How to Slow Down Time (No, Really)

Time slows for no one, but these tips will keep sand in your hourglass.

Key points

  • While no one can stop time, various strategies can slow the perception of it.
  • Life is short; we need to utilize strategies to maximize our experience of life.
  • Strategies such as keeping a journal, new experiences, and lingering can change our experience of time.

In recent months, my 13-year-old has been voicing an interesting lament: that time has been moving too quickly for him. I think we can all relate to this experience. Before we know it, the weekend has passed us by, and it is already time to go back to school or work. For our older readers, it has been said that the years spin faster as we age. I decided to look into this phenomenon and have a few suggestions. While we cannot stop the passage of time, perhaps we can promote psychological factors that help it appear to slow.

Perception of Time

Obviously, the clock ticks at the same rate every day, year after year. It is not time that speeds up or slows down but, rather, our perception of it. The pandemic was a threat to many aspects of our usual life, with time being another casualty.

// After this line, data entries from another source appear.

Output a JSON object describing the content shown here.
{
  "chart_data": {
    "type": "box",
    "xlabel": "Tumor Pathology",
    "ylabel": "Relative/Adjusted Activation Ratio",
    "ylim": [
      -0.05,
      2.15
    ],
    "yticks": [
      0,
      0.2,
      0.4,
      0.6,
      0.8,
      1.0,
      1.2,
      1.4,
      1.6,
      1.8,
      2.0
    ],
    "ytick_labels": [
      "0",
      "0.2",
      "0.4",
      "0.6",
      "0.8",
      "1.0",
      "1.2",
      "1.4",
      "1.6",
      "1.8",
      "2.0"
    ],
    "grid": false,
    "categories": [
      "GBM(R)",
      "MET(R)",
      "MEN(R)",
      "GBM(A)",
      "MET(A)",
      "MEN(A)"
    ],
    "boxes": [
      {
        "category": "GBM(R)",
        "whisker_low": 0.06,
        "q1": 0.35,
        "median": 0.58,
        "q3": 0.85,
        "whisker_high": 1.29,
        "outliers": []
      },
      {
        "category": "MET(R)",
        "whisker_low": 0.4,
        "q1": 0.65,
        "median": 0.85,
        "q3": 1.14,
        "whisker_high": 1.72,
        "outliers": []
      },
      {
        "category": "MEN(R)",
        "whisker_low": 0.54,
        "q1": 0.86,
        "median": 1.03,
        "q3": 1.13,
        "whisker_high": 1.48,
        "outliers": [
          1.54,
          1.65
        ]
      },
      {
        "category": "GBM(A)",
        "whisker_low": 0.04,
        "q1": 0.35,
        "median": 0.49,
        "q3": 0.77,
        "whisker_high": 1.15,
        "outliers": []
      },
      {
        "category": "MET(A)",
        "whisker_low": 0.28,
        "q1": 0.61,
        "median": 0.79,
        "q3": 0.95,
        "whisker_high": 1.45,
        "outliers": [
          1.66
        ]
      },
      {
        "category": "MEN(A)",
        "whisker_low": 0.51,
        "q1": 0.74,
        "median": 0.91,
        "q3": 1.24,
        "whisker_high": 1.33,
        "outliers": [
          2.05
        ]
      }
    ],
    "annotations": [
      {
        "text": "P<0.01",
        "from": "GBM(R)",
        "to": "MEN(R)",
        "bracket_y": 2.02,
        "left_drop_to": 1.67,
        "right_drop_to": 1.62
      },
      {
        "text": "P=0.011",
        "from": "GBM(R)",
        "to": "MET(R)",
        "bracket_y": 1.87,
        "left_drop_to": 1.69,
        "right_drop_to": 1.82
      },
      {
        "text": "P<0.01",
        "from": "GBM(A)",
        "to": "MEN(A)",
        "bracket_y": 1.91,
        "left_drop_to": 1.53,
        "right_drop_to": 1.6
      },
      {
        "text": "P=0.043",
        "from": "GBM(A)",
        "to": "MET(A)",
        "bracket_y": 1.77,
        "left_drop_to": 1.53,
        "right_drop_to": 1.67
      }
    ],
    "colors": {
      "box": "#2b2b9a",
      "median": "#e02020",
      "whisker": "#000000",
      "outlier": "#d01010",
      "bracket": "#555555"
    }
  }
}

In a study in the United Kingdom, 80 percent of participants reported that their perception of time shifted during the earlier stages of the pandemic (Ogden, 2020). It is possible that we are all still adjusting to this collective trauma.

As We Age

While many of us have the sense that the years pass more quickly as we age, psychologists have been able to prove that this is actually the case. More specifically, our subjective sense of time speeds up. There are a few theories for this, including a well-regarded one by Duke Professor Adrian Bejan based on neural signal processing. It turns out that, as we age, the rate at which we process visual information slows down, contributing to our experience of time speeding up. In other words, time does not go faster, we just go slower, cognitively speaking.

What Can Be Done

Physically slowing down the clocks of our lives can be ruled out, unfortunately, but there are some strategies that might help us change our subjective experience of time. Consider the following:

  • Keep a journal: Reflecting on each day can greatly reinforce solid memories of the experiences therein. Plus, it is useful to have a long-term record of the rich and varied thoughts, feelings, and activities that would otherwise have been forgotten from month to month. For instance, when my son asks, “What did we do in April?” I actually have an answer for him.
  • Do something new (or different) every day: Routines can be useful in many ways. However, marking the passage of time is not one of them. Instead, try mixing it up. This requires our brains to process additional information, which can expand our subjective experience of time in a given moment. We tried this the other day, when we spontaneously stopped at a nearby park for a 15-minute hike on the way back from swimming. That day was different and, therefore, special.
  • Linger: This is the “stop to smell the roses” concept. Whether it is spending time in nature (check out Spring Valley Park) or relaxing at Compass Coffee, time seems to slow down when we slow down. It is a busy, hectic world and sometimes the best way to experience an intentional life is to do next to nothing at all for a time.